To finish with another quote from Barbara and Ken, speaking on the Green Revolution:
As one unsung poet puts it, “Don't look for it's soldiers in the city. Most of the real ones are long since gone to their domesand gardens, with goats and chickens the day was won. You will now see only plastic imitations who will starve yelling, “What's it all mean?” - not knowing that the revolution has come and gone and was won in a patch of beans.”Obviously the closing years of that decade was one of hope for sane and rational living.Unfortunately what was seen as a shift gaining momentum appeared to lose that forward drive during the 1980's and 1990's, floundering against the renewed vigour of capitalism and corporate agribusiness.

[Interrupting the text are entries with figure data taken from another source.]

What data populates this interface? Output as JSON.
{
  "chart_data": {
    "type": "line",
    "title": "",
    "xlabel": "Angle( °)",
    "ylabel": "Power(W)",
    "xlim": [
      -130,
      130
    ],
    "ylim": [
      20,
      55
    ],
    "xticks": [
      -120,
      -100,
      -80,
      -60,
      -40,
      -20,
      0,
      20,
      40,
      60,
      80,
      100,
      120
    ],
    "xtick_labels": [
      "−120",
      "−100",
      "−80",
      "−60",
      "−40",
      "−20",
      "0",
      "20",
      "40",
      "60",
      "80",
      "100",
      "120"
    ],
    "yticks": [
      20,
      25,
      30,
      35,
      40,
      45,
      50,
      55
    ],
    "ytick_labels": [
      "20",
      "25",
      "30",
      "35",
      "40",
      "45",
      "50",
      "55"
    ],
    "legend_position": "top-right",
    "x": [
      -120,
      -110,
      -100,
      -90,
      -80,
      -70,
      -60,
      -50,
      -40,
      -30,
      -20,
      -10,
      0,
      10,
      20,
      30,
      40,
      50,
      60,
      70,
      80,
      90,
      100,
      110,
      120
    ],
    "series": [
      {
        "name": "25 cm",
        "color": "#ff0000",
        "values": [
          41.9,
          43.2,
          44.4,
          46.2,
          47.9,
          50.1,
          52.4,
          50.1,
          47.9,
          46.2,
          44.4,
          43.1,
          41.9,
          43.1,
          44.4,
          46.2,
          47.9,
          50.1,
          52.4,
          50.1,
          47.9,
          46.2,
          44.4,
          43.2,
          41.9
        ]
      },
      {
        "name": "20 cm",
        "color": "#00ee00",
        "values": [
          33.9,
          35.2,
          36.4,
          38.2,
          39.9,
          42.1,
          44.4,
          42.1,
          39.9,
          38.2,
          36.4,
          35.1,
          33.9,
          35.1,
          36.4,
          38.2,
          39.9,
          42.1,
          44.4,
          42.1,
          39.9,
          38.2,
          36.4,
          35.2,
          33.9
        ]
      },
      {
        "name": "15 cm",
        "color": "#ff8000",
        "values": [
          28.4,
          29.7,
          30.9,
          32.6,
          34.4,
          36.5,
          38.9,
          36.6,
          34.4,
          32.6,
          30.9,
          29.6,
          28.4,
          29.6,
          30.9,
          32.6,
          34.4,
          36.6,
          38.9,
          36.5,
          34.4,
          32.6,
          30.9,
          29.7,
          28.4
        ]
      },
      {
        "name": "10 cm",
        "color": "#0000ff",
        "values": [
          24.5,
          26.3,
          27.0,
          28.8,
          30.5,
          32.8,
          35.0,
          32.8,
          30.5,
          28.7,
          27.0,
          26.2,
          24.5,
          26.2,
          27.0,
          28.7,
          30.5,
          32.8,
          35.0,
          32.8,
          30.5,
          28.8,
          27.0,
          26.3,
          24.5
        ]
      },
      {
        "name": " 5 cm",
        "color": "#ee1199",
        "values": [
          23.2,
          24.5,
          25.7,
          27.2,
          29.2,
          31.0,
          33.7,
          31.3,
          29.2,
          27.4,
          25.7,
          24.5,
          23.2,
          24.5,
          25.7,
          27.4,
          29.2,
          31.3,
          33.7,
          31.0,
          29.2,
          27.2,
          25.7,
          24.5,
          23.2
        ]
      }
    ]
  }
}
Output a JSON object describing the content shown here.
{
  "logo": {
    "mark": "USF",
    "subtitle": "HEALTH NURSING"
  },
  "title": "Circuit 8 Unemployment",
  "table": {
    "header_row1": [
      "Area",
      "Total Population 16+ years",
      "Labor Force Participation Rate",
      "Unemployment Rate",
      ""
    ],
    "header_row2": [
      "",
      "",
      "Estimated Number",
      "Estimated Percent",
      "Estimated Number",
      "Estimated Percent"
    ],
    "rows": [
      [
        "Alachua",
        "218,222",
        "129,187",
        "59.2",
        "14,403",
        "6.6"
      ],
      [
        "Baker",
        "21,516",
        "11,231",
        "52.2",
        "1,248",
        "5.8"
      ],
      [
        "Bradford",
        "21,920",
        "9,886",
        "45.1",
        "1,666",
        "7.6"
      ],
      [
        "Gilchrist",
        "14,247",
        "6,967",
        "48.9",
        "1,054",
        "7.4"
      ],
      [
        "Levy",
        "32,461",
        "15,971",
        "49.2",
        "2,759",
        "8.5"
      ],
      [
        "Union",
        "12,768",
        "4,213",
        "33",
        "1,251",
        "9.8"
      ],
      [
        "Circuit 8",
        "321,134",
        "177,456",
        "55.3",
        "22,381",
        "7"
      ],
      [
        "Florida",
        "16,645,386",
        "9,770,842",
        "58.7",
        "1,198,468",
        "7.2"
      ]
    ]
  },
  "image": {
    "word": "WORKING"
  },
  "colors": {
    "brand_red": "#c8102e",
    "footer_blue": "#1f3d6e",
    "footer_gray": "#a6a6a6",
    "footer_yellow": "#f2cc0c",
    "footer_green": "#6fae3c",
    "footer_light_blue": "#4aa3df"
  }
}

The movement is still there, but it still remains a subset of society, a fringe group, probably similar in proportion to what it was when Barbara and Ken wrote that book. The trouble is that we are now faced with greater and more pressing concerns, such as climate change and peak oil, and the apparatus of government and business that has congealed around society is operating to the direct detriment of the homesteading movement (whatever it may be called in people's own societies). These concerns were there back in the 1970's, but they were neglected in the intervening years, so the danger they present has increased dramatically, and our chances of taking action, and of that action producing useful results, have been proportionally reduced.
Here in Australia we face numerous challenges on our path to becoming small farmers, and that's before we even get to the stage of thinking about sticking something in the ground or on the field. Sometimes it seems that the powers that be have done everything possible to make self-reliance a difficult and demanding path to follow. It is likely that this is an unintended side-effect of the push to make things easier for big centralised corporations, but it has it's effect regardless of the ultimate motive.
Reclaiming the Green Revolution is probably beyond us now, and as it was such a catchy, pithy phrase, it is a great shame. All the same, the self-reliance revolution must go on. Perhaps it will be the Golden Revolution, powered by the sun, ushering in a golden age of harmony with the earth?